Deleting emails to conceal information from a DOJ probe could be considered obstruction of justice, which could carry criminal penalties and fines.
The Justice Department was investigating DHS’s inspector general’s office in Texas for orders to falsify reports ahead of an office inspection in 2011.
A federal grand jury in Washington was convened to hear testimony over whether agents in the DHS OIG’s McAllen, Texas, field office fabricated “investigative activity” to show progress on misconduct cases involving Homeland Security employees, according to a report by the Center for Investigative Reporting.
The council overseeing the inspectors generals has an Integrity Committee within it that handles allegations against inspectors general. That committee is chaired by an FBI designee, and the council’s policies and procedure manual dictates that any allegation of potential criminal conduct should be referred to the Public Integrity Section of the DOJ.
A council spokesman referred questions to the Integrity Committee.
Chris Allen, a spokesman for the Integrity Committee, who also works at the FBI, said the FBI designee is only required to refer an allegation that is criminal in nature. He did not respond to a follow-up question about whether Edwards’ alleged deletion of emails would meet that threshold.
A Justice Department spokesman said the department has a policy of neither confirming nor denying whether a matter is under investigation.
Cheri Cannon, a partner at Tully Rinckey, a Washington, D.C., federal employment law firm who has worked with government ethics issues as a former senior Air Force executive civilian personnel lawyer, said the Integrity Committee should have referred the complaint that Edwards deleted months of emails related to a DOJ investigation, to DOJ’s Public Integrity section.
“This referral should have been done, but it’s not clear that it was done,” she said.
The lack of accountability demonstrated in Edwards’ case is extremely troubling, she said.
As the top acting watchdog for DHS, “Edwards is a senior executive who is held to a higher standard than General Schedule employees, and his integrity and ethics should be beyond reproach,” she said.
“To simply reassign Edwards to another [career government] job, without proposing disciplinary action — a suspension or removal from federal service — for documented and substantiated federal ethics violations, is not what the American public deserves,” she said.
The allegations leveled against Edwards in the Senate report have given watchdog groups new evidence for their concern about President Obama’s failure to fill inspector-general vacancies. Edwards was serving as an acting inspector general for three years because Obama did not nominate someone for the top Senate-confirmed position.
There are currently nine inspector general vacancies throughout the executive branch, including at the Interior Department, the Agency for International Development and the Financial Deposit Insurance Corp.
Stan Brand, a Democratic ethics attorney, says the problems with the IG process far exceed the vacancies issue. Inspectors general are paid through the same department budget as senior officials within the same agency, he said. He also pointed out that the Council for Inspectors General on Integrity and Efficiency usually only meets four times a year and lacks the tools to investigate and hold inspectors general accountable for abuses.

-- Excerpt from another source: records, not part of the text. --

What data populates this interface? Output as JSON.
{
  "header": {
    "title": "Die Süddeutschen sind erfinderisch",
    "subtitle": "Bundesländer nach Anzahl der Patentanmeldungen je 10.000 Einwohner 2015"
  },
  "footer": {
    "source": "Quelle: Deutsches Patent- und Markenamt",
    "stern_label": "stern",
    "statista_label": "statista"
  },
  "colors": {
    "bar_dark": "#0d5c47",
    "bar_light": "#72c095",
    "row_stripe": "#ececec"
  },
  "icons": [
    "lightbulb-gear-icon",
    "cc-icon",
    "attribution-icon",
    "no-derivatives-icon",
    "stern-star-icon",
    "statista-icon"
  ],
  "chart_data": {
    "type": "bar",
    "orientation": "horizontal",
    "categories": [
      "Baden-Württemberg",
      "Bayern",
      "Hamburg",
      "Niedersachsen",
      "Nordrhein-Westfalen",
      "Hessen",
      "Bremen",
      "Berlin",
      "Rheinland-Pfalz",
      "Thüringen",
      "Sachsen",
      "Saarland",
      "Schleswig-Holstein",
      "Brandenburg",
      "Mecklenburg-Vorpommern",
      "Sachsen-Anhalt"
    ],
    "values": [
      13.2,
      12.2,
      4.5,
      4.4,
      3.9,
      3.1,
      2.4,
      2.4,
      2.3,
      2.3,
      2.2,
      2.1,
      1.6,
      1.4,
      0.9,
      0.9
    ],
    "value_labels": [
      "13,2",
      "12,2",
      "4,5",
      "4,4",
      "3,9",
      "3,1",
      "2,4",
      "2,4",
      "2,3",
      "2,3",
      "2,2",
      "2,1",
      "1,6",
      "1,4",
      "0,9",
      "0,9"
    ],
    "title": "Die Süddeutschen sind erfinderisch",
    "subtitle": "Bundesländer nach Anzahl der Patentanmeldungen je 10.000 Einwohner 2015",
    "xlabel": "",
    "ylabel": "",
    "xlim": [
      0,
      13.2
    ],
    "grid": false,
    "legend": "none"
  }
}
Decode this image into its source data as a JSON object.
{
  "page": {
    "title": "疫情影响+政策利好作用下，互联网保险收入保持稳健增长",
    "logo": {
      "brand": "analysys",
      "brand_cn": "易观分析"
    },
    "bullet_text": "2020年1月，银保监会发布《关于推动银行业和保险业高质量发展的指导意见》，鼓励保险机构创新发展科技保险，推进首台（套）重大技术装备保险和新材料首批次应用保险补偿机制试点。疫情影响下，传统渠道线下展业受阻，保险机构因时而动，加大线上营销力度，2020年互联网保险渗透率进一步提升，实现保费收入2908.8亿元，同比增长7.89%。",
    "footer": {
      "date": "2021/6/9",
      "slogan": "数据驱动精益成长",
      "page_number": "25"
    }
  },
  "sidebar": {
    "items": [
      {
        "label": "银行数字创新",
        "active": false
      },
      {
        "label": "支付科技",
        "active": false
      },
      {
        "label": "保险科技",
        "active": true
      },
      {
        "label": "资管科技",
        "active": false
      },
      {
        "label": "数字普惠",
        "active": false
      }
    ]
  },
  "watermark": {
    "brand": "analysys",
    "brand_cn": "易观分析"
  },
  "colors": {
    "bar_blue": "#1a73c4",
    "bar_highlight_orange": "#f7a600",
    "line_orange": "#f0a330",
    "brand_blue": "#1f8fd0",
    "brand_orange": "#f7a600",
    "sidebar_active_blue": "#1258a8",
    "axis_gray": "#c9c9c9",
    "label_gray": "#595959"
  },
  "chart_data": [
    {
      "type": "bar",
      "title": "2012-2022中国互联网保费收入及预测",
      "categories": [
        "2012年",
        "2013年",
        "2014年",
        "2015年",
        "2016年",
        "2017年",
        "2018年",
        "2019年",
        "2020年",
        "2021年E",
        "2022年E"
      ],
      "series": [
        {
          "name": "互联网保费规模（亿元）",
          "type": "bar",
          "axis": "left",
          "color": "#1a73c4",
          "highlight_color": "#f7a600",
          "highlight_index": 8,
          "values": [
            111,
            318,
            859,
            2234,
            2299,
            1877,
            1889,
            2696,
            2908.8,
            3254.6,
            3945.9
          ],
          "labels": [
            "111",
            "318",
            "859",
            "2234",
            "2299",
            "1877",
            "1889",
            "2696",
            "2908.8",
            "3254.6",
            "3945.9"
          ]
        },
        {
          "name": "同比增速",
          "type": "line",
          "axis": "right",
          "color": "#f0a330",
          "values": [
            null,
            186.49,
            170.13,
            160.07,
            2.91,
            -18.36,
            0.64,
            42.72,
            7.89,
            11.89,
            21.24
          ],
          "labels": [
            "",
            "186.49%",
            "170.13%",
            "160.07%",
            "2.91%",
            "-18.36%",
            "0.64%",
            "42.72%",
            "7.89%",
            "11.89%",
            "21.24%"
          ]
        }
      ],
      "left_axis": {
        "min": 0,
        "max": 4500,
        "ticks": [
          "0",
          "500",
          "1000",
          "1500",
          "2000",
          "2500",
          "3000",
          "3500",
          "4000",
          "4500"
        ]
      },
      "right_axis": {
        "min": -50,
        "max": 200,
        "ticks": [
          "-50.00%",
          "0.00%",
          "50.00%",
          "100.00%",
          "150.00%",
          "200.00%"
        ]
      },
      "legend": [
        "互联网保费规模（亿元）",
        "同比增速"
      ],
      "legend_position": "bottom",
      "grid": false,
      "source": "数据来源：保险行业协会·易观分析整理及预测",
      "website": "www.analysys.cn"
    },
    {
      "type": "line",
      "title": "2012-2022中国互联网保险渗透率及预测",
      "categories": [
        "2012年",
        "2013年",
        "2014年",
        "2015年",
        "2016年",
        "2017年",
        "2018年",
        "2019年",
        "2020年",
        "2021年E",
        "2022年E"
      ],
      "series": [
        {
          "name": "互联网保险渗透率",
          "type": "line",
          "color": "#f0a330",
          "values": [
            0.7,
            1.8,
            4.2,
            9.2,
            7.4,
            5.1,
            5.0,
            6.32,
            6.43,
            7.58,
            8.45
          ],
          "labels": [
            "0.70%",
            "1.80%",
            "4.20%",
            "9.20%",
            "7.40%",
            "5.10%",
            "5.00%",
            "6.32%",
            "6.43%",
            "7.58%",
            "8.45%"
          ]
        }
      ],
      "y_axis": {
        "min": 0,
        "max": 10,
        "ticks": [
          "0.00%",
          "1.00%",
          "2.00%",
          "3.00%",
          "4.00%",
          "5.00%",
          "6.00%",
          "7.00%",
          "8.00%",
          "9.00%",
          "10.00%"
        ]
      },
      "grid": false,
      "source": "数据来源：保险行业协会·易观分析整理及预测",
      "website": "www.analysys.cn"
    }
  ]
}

“There’s too much layering — it’s a structural problem,” he said. “The IGs work within the framework of their individual agencies while they are supposed to be independent because they are, in effect, employees of those agencies.”
“They often respond to or are sensitive to the [department] secretary’s office in a way that outside, independent investigators wouldn’t be,” he added. “It’s a structural problem, and Congress needs to sort it out because it’s a mess.”